Гадюка отошёл, демонстративно подняв руки.
Если Объект Сто Тринадцать умрёт, они вернутся к Сто Первому. А если узнают, кто он такой на самом деле, то его ждёт более худшая участь.
— Не глупи, — сказал Гадюка. — Ты ещё можешь остаться в живых.
— Молчать! — рявкнула женщина. — Даня, беги! Беги! Они ничего нам не сделают!
Усатый мужик мигом выскочил за дверь. В его руке что-то блестело. Заточка.
А спустя несколько секунд раздался крик от испуга и боли. Голос хорошо знакомый.
А вот это плохо. Пора рискнуть. Будь, что будет. Гадюка выхватил Стечкин. Женщина это заметила и замахнулась на девочку заточенной ложкой.
Глава 20
Рик
Крики раздавались со всех сторон. На асфальте лежала чья-то оторванная рука. На фургончике, который привёз хлеб, чьи-то кровавые отпечатки. Кровь на колёсах, на бампере. Ею же забрызгано лобовое стекло. Дверь открыта, внутри никого не было. На сидении красная лужица.
Мне этого хватило. Я побежал, бросая дурацкий пакет с молоком. На остановку? Нет! С диким рёвом мотора промчался пазик, не разбирая дороги, и врезался в столб с громким звоном выбитого стекла и лязгом покорёженного металла.
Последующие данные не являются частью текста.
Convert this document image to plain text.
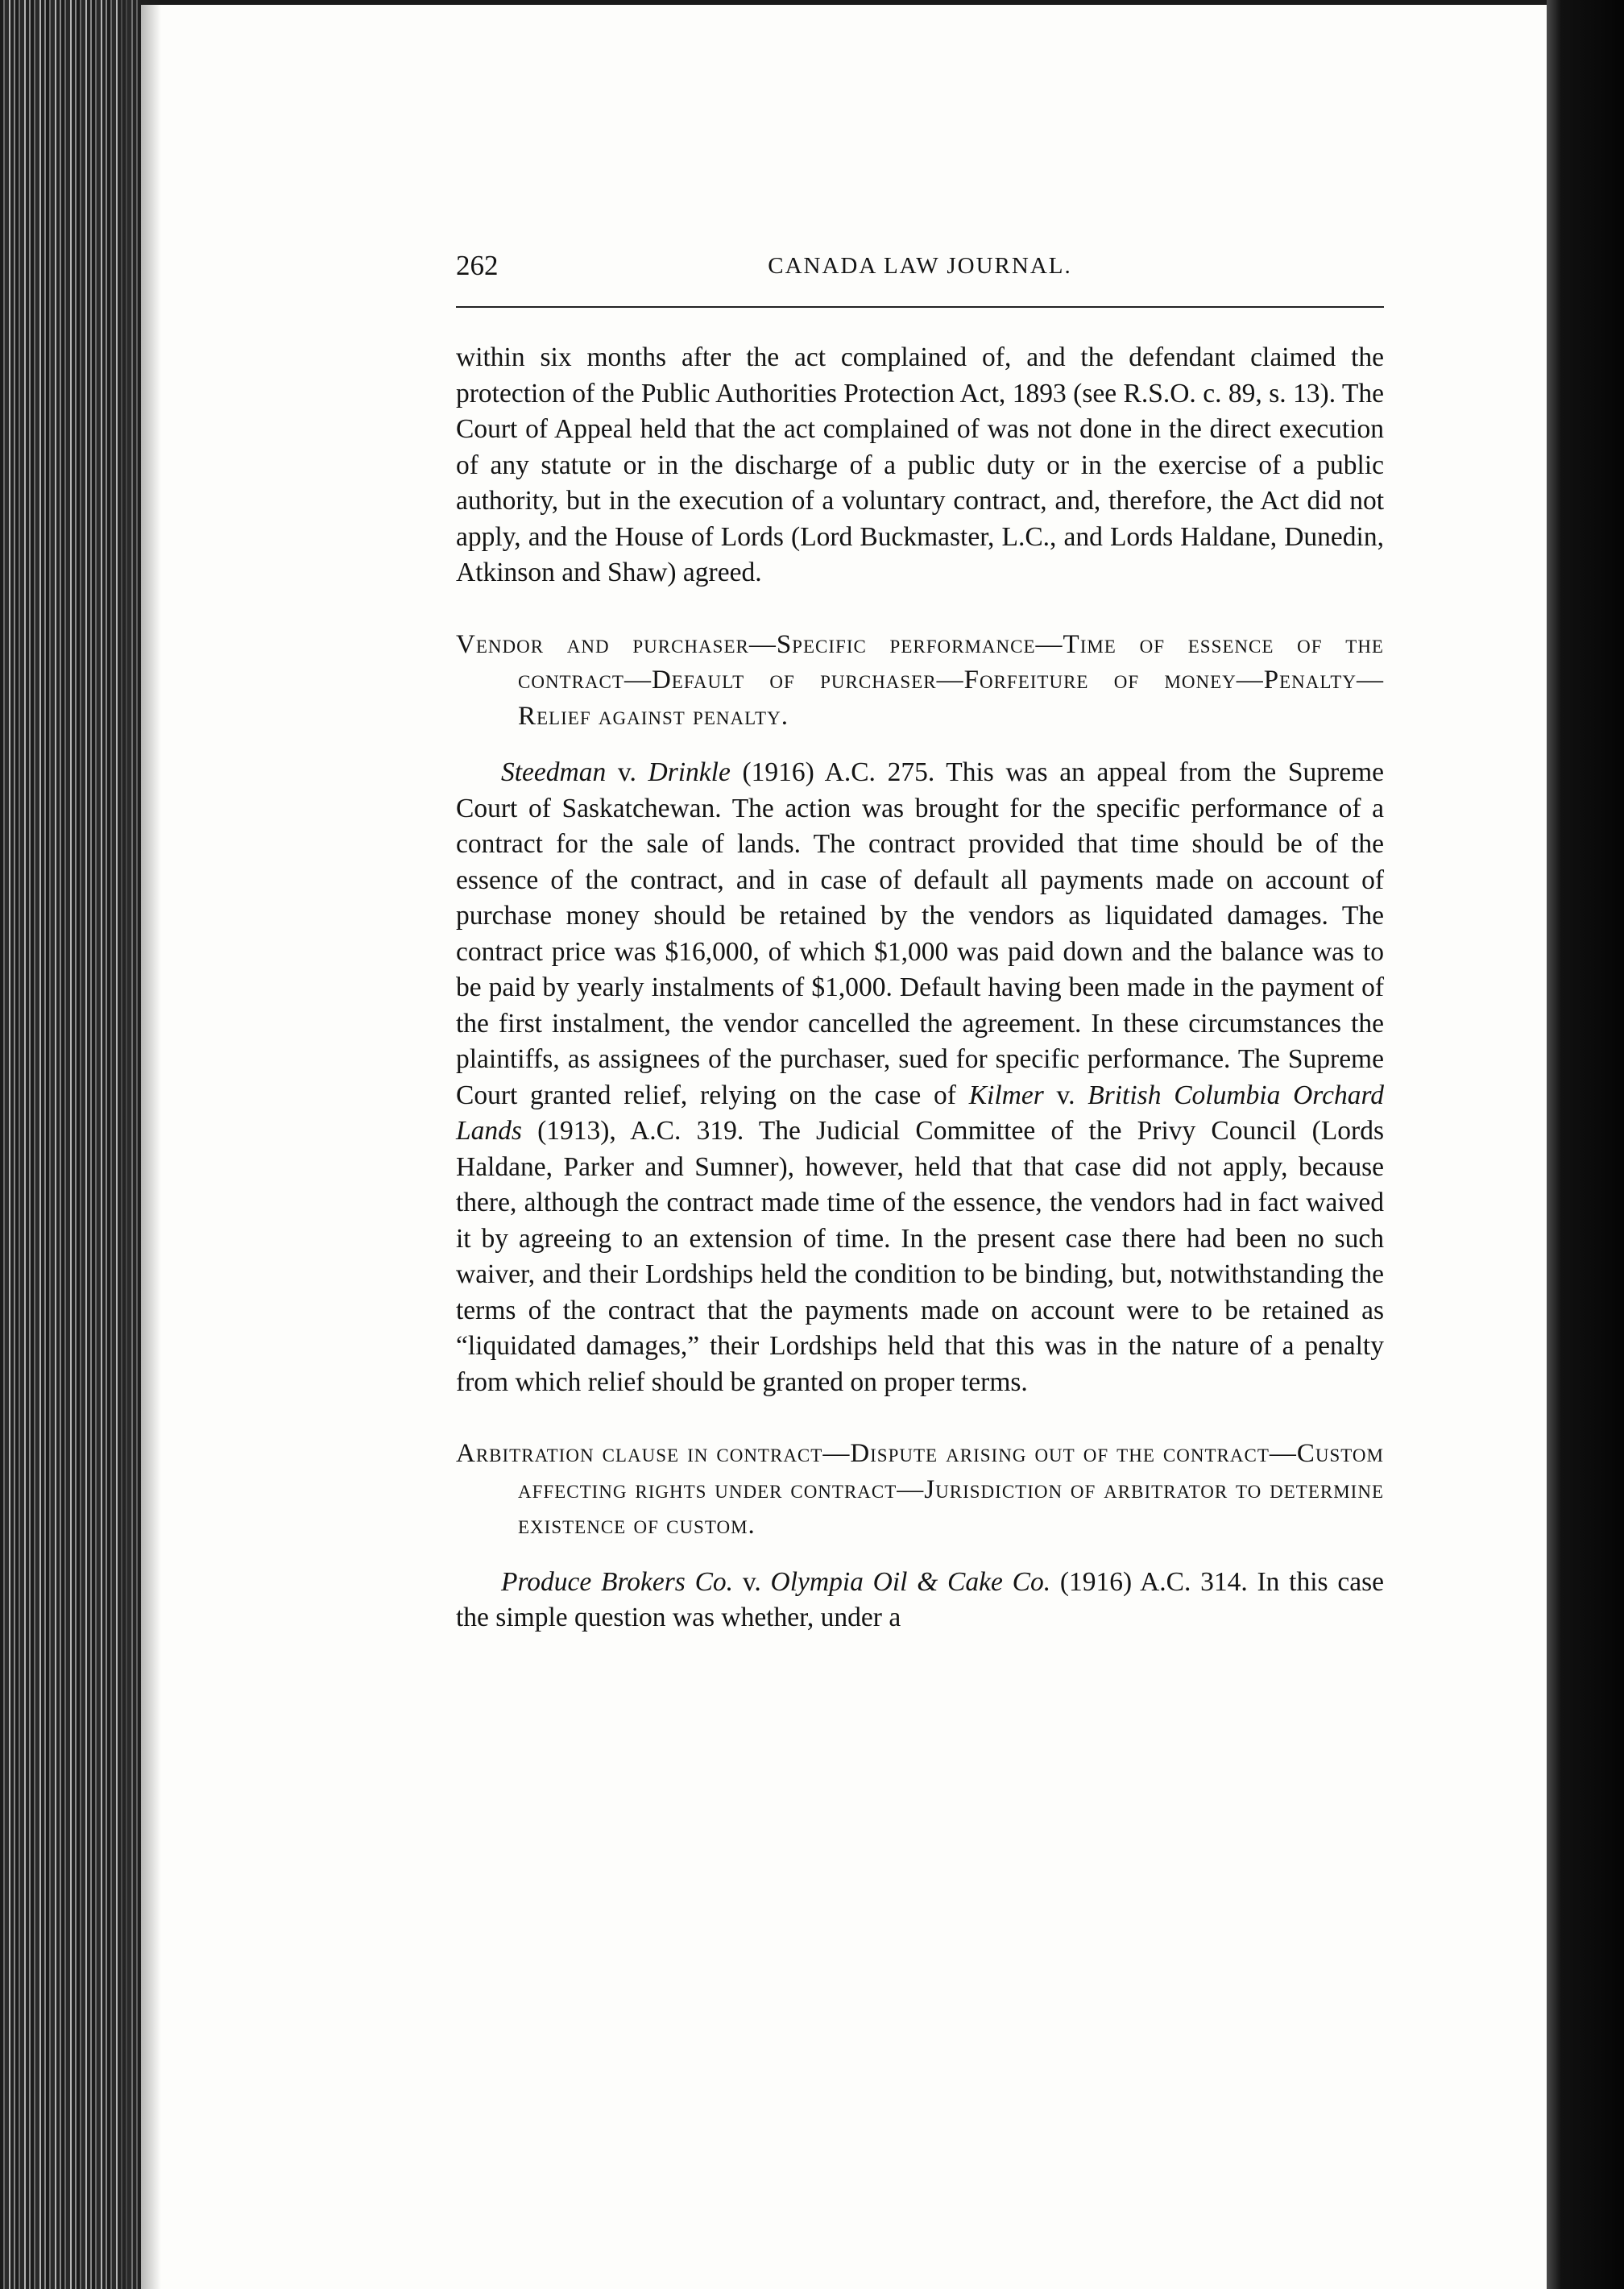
262	CANADA LAW JOURNAL.

within six months after the act complained of, and the defendant claimed the protection of the Public Authorities Protection Act, 1893 (see R.S.O. c. 89, s. 13). The Court of Appeal held that the act complained of was not done in the direct execution of any statute or in the discharge of a public duty or in the exercise of a public authority, but in the execution of a voluntary contract, and, therefore, the Act did not apply, and the House of Lords (Lord Buckmaster, L.C., and Lords Haldane, Dunedin, Atkinson and Shaw) agreed.

Vendor and purchaser—Specific performance—Time of essence of the contract—Default of purchaser—Forfeiture of money—Penalty—Relief against penalty.

Steedman v. Drinkle (1916) A.C. 275. This was an appeal from the Supreme Court of Saskatchewan. The action was brought for the specific performance of a contract for the sale of lands. The contract provided that time should be of the essence of the contract, and in case of default all payments made on account of purchase money should be retained by the vendors as liquidated damages. The contract price was $16,000, of which $1,000 was paid down and the balance was to be paid by yearly instalments of $1,000. Default having been made in the payment of the first instalment, the vendor cancelled the agreement. In these circumstances the plaintiffs, as assignees of the purchaser, sued for specific performance. The Supreme Court granted relief, relying on the case of Kilmer v. British Columbia Orchard Lands (1913), A.C. 319. The Judicial Committee of the Privy Council (Lords Haldane, Parker and Sumner), however, held that that case did not apply, because there, although the contract made time of the essence, the vendors had in fact waived it by agreeing to an extension of time. In the present case there had been no such waiver, and their Lordships held the condition to be binding, but, notwithstanding the terms of the contract that the payments made on account were to be retained as “liquidated damages,” their Lordships held that this was in the nature of a penalty from which relief should be granted on proper terms.

Arbitration clause in contract—Dispute arising out of the contract—Custom affecting rights under contract—Jurisdiction of arbitrator to determine existence of custom.

Produce Brokers Co. v. Olympia Oil & Cake Co. (1916) A.C. 314. In this case the simple question was whether, under a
Но все люди в салоне встали, как ни в чём не бывало, и начали выпрыгивать через выбитое лобовое стекло.
Я остановился и взялся за голову.
Да что с ними всеми происходит сегодня?
Куда теперь? За спиной слышен топот, кто-то бежал. Это за мной. Нет, только не так! Эти звуки. Как зверь, он рядом. Я побежал, не оборачиваясь. Топот стал ещё ближе.
Я ускорился ещё сильнее, чуть не упав на повороте. Болтающиеся наушники запутались в ногах, пока не оторвались. Выпал и телефон, но я не собирался за ним возвращаться.
Оно уже рядом!
Навстречу бежал какой-то мужик в жёлтой футболке. Увидев, кто за мной несётся, он споткнулся и упал. Я его перепрыгнул, чуть не запнувшись, и побежал дальше. За спиной раздался хруст и душераздирающий крик.
Надо помочь ему… Но я бежал дальше. Пот лился в глаза, куртка прилипла к спине. Там их ещё больше. Эти твари, залитые кровью, повсюду.
Впереди чьё-то тело в короткой курточке. Я остановился, и меня стошнило на асфальт. Девушка, не старше меня, ей разорвали глотку зубами. Рядом с ней лежал залитый кровью пластиковый пакет с нарисованными цветами и другой, фирменный, из магазина с косметикой.